Conclusão

Do desdobramento de personalidades nascem os “heterônimos” de Fernando Pessoa. Mediante este processo, Pessoa se habilita a ver o mundo como os outros o vêem, explicando, atingindo alguma verdade absoluta dentro da floresta do relativismo que se acha embrenhado.
Os heterônimos são, por isso, meios de conhecer a complexidade cósmica, impossível para uma única pessoa. Em vista disso, Fernando Pessoa multiplica-se em heterônimos-símbolos, como se lhe fosse possível chegar as cosmovisões arquetípicas.

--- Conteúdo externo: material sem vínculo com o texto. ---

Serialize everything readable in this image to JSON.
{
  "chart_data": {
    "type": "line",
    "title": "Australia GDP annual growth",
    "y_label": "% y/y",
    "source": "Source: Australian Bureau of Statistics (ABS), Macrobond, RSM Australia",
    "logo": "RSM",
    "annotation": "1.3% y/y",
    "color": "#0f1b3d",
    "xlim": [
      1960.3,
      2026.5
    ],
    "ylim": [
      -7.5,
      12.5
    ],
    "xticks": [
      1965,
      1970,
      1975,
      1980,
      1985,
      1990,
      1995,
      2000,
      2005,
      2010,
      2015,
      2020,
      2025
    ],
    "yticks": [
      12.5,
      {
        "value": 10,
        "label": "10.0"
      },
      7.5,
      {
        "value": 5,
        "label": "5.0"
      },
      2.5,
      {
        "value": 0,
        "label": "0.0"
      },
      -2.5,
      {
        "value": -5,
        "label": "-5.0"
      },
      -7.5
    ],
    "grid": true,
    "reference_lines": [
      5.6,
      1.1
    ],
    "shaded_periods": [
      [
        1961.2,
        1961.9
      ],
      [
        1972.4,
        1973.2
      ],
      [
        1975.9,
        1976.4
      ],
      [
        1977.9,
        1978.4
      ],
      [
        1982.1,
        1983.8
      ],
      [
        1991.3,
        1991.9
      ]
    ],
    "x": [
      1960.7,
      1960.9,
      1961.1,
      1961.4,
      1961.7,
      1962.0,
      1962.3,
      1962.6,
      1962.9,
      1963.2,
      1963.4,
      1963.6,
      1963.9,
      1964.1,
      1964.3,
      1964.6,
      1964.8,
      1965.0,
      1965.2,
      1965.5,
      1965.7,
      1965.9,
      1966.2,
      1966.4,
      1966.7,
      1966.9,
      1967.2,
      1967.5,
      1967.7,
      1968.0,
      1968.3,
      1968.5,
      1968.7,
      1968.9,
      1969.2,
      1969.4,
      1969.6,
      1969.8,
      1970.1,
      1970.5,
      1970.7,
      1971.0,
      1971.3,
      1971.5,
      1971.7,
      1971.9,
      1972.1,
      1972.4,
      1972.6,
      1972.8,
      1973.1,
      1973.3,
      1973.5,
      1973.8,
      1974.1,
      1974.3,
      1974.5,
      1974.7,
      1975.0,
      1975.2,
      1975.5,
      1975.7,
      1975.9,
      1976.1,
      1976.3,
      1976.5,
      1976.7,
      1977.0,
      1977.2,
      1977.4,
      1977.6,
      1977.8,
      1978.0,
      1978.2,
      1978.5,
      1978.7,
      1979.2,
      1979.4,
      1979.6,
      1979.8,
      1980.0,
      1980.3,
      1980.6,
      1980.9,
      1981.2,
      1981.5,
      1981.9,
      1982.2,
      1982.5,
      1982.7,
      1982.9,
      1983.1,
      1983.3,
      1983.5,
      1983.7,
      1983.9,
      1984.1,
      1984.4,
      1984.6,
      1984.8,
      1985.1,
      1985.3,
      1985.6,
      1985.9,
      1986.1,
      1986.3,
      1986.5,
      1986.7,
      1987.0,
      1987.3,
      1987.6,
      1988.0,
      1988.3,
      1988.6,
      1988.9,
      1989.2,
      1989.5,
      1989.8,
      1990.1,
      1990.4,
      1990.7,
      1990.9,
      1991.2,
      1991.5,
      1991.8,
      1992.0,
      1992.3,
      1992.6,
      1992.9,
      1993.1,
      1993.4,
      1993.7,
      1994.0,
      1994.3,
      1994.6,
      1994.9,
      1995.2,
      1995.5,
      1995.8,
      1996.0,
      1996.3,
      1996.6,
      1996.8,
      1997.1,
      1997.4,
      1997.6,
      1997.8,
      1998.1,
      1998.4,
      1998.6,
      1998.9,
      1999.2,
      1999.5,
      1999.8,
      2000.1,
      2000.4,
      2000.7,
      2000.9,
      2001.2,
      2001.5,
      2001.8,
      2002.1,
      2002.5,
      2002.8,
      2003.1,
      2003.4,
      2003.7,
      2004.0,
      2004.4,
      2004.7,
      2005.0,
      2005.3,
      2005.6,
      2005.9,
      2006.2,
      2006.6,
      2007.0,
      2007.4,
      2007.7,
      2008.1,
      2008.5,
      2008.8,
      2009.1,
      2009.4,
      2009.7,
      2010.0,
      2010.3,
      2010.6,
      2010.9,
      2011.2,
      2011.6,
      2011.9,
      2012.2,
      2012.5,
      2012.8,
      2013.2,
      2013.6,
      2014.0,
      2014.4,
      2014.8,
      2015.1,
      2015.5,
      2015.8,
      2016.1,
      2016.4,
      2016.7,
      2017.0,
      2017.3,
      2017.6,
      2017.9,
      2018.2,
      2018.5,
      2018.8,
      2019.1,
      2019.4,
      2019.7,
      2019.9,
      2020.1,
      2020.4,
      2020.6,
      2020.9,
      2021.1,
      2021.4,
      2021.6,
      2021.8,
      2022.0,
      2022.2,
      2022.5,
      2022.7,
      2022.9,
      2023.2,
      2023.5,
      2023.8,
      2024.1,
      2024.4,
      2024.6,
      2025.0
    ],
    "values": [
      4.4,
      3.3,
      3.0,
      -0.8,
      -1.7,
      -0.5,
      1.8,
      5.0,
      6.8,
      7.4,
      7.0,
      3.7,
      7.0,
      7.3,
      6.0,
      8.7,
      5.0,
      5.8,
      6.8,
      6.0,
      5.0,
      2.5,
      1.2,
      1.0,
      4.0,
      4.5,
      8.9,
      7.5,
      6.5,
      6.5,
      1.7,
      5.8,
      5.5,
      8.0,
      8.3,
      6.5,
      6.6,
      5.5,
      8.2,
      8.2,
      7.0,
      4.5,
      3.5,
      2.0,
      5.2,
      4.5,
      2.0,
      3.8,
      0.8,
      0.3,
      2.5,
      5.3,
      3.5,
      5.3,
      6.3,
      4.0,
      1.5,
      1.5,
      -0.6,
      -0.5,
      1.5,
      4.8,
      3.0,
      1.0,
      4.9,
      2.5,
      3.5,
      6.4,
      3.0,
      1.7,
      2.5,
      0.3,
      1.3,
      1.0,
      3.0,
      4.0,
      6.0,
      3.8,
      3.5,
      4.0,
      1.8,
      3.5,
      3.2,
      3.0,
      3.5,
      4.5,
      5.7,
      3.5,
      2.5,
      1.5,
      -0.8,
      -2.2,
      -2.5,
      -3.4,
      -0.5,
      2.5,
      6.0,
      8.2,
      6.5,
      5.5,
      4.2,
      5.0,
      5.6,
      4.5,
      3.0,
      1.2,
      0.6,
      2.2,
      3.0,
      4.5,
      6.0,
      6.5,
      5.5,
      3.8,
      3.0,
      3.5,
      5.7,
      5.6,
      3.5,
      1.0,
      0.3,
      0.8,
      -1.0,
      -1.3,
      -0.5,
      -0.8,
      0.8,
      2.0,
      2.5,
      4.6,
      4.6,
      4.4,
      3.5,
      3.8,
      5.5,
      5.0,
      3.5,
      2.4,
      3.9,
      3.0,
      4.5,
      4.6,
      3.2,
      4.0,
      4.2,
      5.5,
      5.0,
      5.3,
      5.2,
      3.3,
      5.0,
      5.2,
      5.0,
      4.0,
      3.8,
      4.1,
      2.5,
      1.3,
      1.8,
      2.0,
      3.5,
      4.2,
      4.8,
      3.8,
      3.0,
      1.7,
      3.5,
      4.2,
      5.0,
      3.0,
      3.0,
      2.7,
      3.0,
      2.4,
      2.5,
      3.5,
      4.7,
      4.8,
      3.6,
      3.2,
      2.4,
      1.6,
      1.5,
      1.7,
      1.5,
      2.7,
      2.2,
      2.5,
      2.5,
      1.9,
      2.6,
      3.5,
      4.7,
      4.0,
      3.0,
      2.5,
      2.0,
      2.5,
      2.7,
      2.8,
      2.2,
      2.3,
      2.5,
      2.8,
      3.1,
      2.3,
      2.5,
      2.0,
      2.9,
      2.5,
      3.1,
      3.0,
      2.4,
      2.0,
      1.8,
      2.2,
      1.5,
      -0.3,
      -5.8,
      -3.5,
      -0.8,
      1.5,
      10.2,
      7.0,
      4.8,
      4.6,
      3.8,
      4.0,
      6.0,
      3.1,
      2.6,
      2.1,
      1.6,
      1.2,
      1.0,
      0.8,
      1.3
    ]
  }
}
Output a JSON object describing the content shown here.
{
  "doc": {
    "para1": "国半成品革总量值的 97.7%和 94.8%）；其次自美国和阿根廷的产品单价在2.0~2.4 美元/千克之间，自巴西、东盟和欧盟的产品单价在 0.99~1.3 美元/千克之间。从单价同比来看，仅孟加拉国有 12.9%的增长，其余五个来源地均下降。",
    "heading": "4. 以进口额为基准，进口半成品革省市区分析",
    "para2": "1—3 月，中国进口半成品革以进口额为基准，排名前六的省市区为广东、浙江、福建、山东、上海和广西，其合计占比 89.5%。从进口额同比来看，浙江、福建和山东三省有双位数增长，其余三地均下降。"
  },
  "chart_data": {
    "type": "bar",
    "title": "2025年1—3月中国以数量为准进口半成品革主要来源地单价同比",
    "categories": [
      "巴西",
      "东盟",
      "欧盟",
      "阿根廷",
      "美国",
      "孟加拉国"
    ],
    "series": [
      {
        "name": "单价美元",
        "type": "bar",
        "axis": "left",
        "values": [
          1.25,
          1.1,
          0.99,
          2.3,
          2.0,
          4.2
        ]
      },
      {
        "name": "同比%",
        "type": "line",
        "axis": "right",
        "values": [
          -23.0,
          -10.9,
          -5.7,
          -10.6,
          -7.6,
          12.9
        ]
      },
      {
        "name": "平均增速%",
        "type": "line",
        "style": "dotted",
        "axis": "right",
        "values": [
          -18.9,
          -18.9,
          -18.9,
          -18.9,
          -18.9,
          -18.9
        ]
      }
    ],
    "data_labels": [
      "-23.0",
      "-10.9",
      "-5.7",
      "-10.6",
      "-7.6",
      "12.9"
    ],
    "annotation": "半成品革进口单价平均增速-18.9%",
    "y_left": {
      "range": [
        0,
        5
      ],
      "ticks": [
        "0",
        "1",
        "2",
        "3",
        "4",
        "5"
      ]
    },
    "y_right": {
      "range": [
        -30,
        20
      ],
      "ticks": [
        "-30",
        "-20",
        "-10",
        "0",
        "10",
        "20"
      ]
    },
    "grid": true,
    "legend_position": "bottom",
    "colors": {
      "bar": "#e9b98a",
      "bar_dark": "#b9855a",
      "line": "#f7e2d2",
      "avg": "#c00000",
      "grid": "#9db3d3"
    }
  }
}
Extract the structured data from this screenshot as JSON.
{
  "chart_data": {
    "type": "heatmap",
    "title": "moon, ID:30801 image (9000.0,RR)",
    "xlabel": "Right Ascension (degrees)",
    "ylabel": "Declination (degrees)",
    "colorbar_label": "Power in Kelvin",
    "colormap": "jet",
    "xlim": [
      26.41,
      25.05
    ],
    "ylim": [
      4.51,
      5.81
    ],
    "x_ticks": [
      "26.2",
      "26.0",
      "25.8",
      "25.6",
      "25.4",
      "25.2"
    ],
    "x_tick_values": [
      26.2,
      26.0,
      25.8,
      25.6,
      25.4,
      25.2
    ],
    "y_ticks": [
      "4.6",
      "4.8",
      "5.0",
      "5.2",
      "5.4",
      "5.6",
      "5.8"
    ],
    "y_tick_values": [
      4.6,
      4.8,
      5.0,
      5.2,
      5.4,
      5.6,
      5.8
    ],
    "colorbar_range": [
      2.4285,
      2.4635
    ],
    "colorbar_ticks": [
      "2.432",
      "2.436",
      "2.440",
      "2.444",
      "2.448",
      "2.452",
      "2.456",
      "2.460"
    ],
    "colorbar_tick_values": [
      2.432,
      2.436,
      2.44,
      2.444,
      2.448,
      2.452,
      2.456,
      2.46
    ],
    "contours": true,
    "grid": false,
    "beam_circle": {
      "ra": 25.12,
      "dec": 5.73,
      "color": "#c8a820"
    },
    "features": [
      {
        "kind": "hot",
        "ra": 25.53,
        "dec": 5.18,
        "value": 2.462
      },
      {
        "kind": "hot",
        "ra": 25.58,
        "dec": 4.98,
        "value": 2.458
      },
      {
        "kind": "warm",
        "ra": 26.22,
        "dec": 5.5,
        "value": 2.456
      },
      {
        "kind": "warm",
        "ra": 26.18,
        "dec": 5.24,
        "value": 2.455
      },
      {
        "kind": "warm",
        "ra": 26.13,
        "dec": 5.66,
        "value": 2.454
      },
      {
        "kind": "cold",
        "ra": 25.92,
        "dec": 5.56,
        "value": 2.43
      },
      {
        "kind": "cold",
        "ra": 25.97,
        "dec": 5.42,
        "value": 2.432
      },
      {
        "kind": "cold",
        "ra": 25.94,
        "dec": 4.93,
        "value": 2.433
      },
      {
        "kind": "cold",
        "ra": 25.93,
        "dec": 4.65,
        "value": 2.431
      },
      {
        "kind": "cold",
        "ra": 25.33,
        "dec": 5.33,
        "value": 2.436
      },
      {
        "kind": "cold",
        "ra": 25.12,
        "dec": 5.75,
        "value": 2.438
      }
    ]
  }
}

É fácil compreender e provar que toda a diversidade heteronímica de Fernando Pessoa radica numa unidade, que vem das semelhanças substanciais existentes entre os heterônimos e do fato de, afinal de contas, serem eles alter-ego do poeta vendo o mundo cada qual dum ângulo específico. Por outro lado, o processo corresponde a uma genial mistificação, portanto os heterônimos acabam sendo profundamente dramáticos, encarnações, ou máscaras, de que se vale o poeta para um dúplice papel: esconder-se atrás deles para melhor revelar-se mas revelando-se às avessas, ou antes, indiretamente exigindo do leitor um trabalho de recomposição do caminho percorrido pelo poeta em seu mascaramento: esconder-se para se revelar e revelar-se para despistar. Neste sentido, creio ser possível afirmar que Fernando Pessoa chegou a um supremo requinte, no qual só atentamos depois dum profundo contato com os heterônimos. E concluindo, que a poesia ortônima é ainda poesia heterônima. Mais ainda: se pusesse o problema da sinceridade, dir-seia que através de Álvaro de Campos o poeta se revelaria “sincero” e despojado; Álvaro de Campo seria o “Fernando Pessoa” de quem Fernando Pessoa seria heterônimo, como se, na verdade, tivéssemos um poeta, Álvaro de Campos, e um seu heterônimo, Fernando Pessoa.